Housing needs and appropriate policies differ for younger and older low-income homeowners

Although severe housing burdens and worst-case needs are more common among renters than homeowners, many homeowners also have low incomes and severe housing problems. While they are somewhat less likely to have severe housing cost burdens than low-income renters, there are nevertheless millions of low-income homeowners with severe cost burdens. Among older homeowners with severe housing cost burdens, many face persistent poverty, and may be unable to afford proper home maintenance for a prolonged period of time. More generally, as homeowners—and the housing they occupy—age, they may have home maintenance issues that they are unable to deal with because they have limited financial resources or cannot manage home repair without help. Some cities, towns, and counties have large populations of such older homeowners who are having trouble with maintenance and repair. This can have implications for neighborhood stability, as deteriorating homes can depress the value of nearby property. It also can have negative implications for the quality of life and health of the older adults, including fall hazards, dampness, and inadequate heating and cooling. Local jurisdictions that choose to prioritize this problem may consider creating home repair programs for senior homeowners who want to age in place. In addition, programs to facilitate the delivery of services to older adults could increase the number of senior homeowners who are able to age in place. The problems of younger homeowners, including families with children, are more likely than those of older homeowners or renters to reflect economic downturns such as the Great Recession—that is, they are more likely to reflect job loss rather than persistent poverty.[9] During the foreclosure crisis that began in the late 2000s, an increasing number of local jurisdictions began focusing on helping homeowners avoid foreclosure. Cities, towns, and counties may want to consider continuing or creating foreclosure prevention programs to address these homeowners’ needs.

[1] The discussion of worst-case housing needs is based on data reported in Watson, Nicole Elsasser, Barry L. Steffen, Marge Martin, and David A. Vandenbroucke, “Worst Case Housing Needs: 2017 Report to Congress,” U.S. Department of Housing and Urban Development, Office of Policy Development and Research.
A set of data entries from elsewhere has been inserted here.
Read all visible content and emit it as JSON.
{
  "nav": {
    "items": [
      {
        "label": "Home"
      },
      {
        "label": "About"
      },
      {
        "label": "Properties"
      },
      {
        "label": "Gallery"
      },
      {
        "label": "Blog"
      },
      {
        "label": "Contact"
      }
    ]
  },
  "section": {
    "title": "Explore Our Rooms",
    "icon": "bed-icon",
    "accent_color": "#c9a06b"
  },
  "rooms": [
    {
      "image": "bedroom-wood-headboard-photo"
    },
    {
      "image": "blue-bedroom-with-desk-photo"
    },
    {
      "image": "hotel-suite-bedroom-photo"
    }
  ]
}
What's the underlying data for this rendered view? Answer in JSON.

August 2017.

[2] Although, as shown in the text box, worst-case needs can result from severely inadequate living conditions, high rents in proportion to renters’ incomes are by far the most frequent cause of worst-case needs.
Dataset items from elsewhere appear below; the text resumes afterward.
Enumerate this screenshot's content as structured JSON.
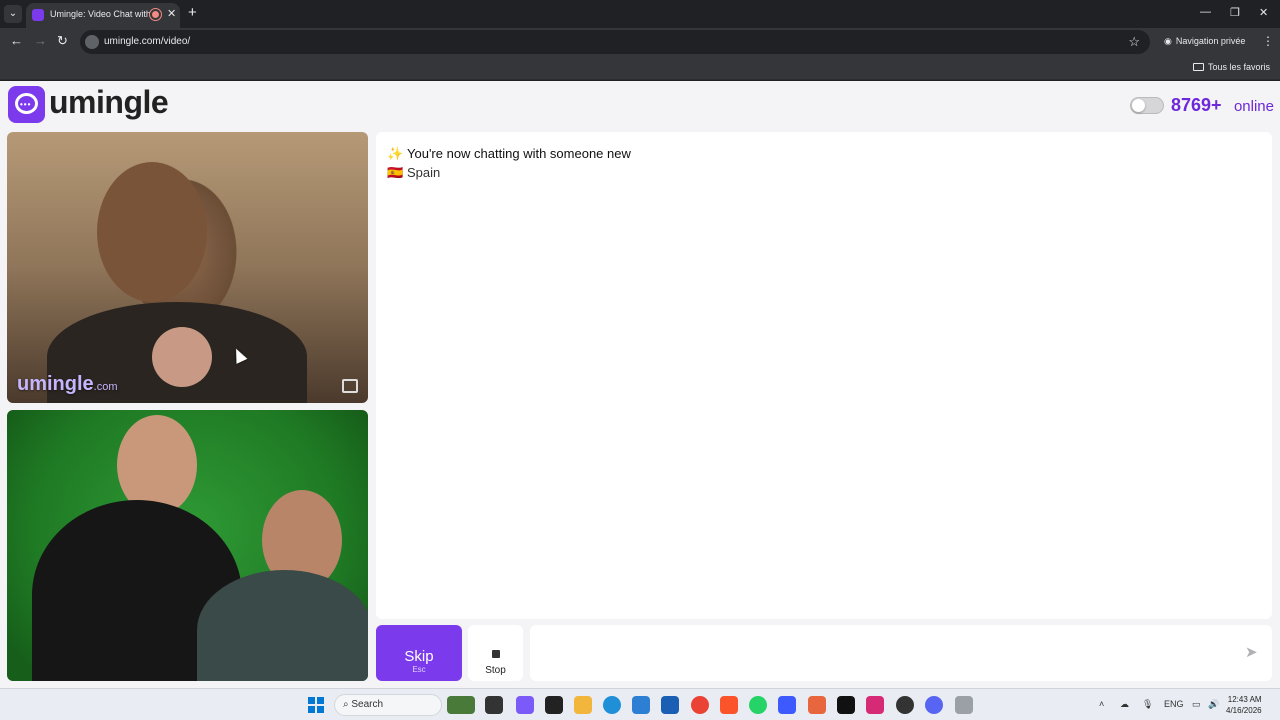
{
  "browser": {
    "tab_title": "Umingle: Video Chat with S",
    "url": "umingle.com/video/",
    "private_label": "Navigation privée",
    "bookmarks_all": "Tous les favoris"
  },
  "site": {
    "logo_text": "umingle",
    "online_count": "8769+",
    "online_label": "online",
    "watermark": "umingle",
    "watermark_suffix": ".com"
  },
  "chat": {
    "status_message": "You're now chatting with someone new",
    "status_emoji": "✨",
    "country_flag": "🇪🇸",
    "country": "Spain",
    "message_placeholder": ""
  },
  "controls": {
    "skip_label": "Skip",
    "skip_hint": "Esc",
    "stop_label": "Stop"
  },
  "taskbar": {
    "search_label": "Search",
    "lang": "ENG",
    "time": "12:43 AM",
    "date": "4/16/2026"
  },
  "colors": {
    "brand": "#7c3aed",
    "online_text": "#6d28d9"
  }
}
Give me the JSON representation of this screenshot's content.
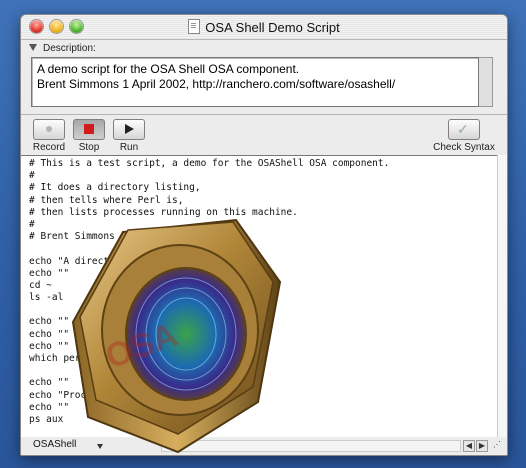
{
  "window": {
    "title": "OSA Shell Demo Script"
  },
  "description": {
    "label": "Description:",
    "lines": [
      "A demo script for the OSA Shell OSA component.",
      "Brent Simmons 1 April 2002, http://ranchero.com/software/osashell/"
    ]
  },
  "toolbar": {
    "record_label": "Record",
    "stop_label": "Stop",
    "run_label": "Run",
    "check_syntax_label": "Check Syntax"
  },
  "script_lines": [
    "# This is a test script, a demo for the OSAShell OSA component.",
    "#",
    "# It does a directory listing,",
    "# then tells where Perl is,",
    "# then lists processes running on this machine.",
    "#",
    "# Brent Simmons 1 April 2002",
    "",
    "echo \"A directory listing:\"",
    "echo \"\"",
    "cd ~",
    "ls -al",
    "",
    "echo \"\"",
    "echo \"\"",
    "echo \"\"",
    "which perl",
    "",
    "echo \"\"",
    "echo \"Processes running...\"",
    "echo \"\"",
    "ps aux"
  ],
  "status": {
    "language": "OSAShell"
  },
  "colors": {
    "stop": "#d21b1b",
    "desktop": "#3569b0"
  }
}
[3] Note that units subsidized by the U.S. Department of Agriculture’s Rural Housing Service are not included, unless they also receive subsidies referenced above. Other programs such as Indian Housing, HOME and Community Development Block Grants (CDBG) are also excluded.
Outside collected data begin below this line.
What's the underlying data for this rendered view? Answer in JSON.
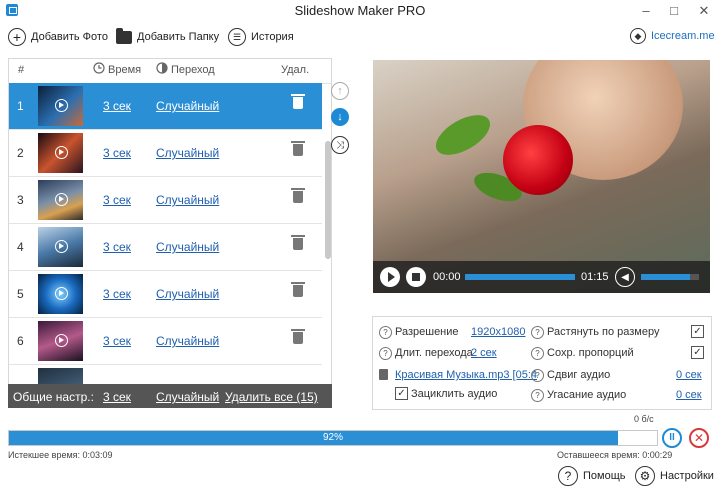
{
  "window": {
    "title": "Slideshow Maker PRO",
    "minimize": "–",
    "maximize": "□",
    "close": "✕"
  },
  "toolbar": {
    "add_photo": "Добавить Фото",
    "add_folder": "Добавить Папку",
    "history": "История",
    "brand": "Icecream.me"
  },
  "table": {
    "col_num": "#",
    "col_time": "Время",
    "col_transition": "Переход",
    "col_delete": "Удал.",
    "rows": [
      {
        "num": "1",
        "time": "3 сек",
        "transition": "Случайный",
        "selected": true
      },
      {
        "num": "2",
        "time": "3 сек",
        "transition": "Случайный"
      },
      {
        "num": "3",
        "time": "3 сек",
        "transition": "Случайный"
      },
      {
        "num": "4",
        "time": "3 сек",
        "transition": "Случайный"
      },
      {
        "num": "5",
        "time": "3 сек",
        "transition": "Случайный"
      },
      {
        "num": "6",
        "time": "3 сек",
        "transition": "Случайный"
      }
    ],
    "footer": {
      "label": "Общие настр.:",
      "time": "3 сек",
      "transition": "Случайный",
      "delete_all": "Удалить все (15)"
    }
  },
  "player": {
    "current_time": "00:00",
    "duration": "01:15",
    "progress": 1.0,
    "volume": 0.85
  },
  "settings": {
    "resolution_label": "Разрешение",
    "resolution_value": "1920x1080",
    "transition_duration_label": "Длит. перехода",
    "transition_duration_value": "2 сек",
    "stretch_label": "Растянуть по размеру",
    "stretch_checked": "✓",
    "keep_ratio_label": "Сохр. пропорций",
    "keep_ratio_checked": "✓",
    "audio_file": "Красивая Музыка.mp3 [05:4",
    "loop_audio_label": "Зациклить аудио",
    "loop_audio_checked": "✓",
    "audio_shift_label": "Сдвиг аудио",
    "audio_shift_value": "0 сек",
    "audio_fade_label": "Угасание аудио",
    "audio_fade_value": "0 сек"
  },
  "progress": {
    "speed": "0 б/с",
    "percent_text": "92%",
    "percent": 0.94,
    "elapsed": "Истекшее время: 0:03:09",
    "remaining": "Оставшееся время: 0:00:29"
  },
  "bottom": {
    "help": "Помощь",
    "settings": "Настройки"
  },
  "colors": {
    "accent": "#2b8fd6",
    "link": "#1f5fae",
    "cancel": "#d63a3a"
  }
}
[4] One study found that 41 percent of PHAs have a preference for older adults compared with 25 percent of PHAs with a preference for working families. Preferences for people with disabilities are the most common, with 47 percent of PHAs. Name Redacted, “The Use of Discretionary Authority in the Housing Choice Voucher Program: A CRS Study,” R42481, Congressional Research Service, April 11, 2012.

[5] Since families with children are a protected class under the Fair Housing Act, however, it would raise fair housing concerns for cities to use this fact as a reason to focus less on housing for families with children.

[6] For a summary of review of the relevant literature, see Cunningham, Mary, Robin Harwood, and Sam Hall, “Residential Instability and the McKinney-Vento Homeless Children and Education Program: What We Know, Plus Gaps in Research,” May 2010.

[7] Chetty, Raj, Nathaniel Hendren, and Lawrence F. Katz, “The Effects of Exposure to Better Neighborhoods on Children: New Evidence from the Moving to Opportunity Experiment,” Harvard University and NBER. August 2015.

[8] Carroll, Stephen J. and Emre Erkut, “The Benefits to Taxpayers from Increases in Students’Educational Attainment,” Rand Education. 2009.

[9] In the run-up to the Great Recession, many homeowners were also victimized by predatory lending and other unfair lending practices. Federal policy has prohibited many of these practices, but it will be important to remain vigilant in the event such practices return.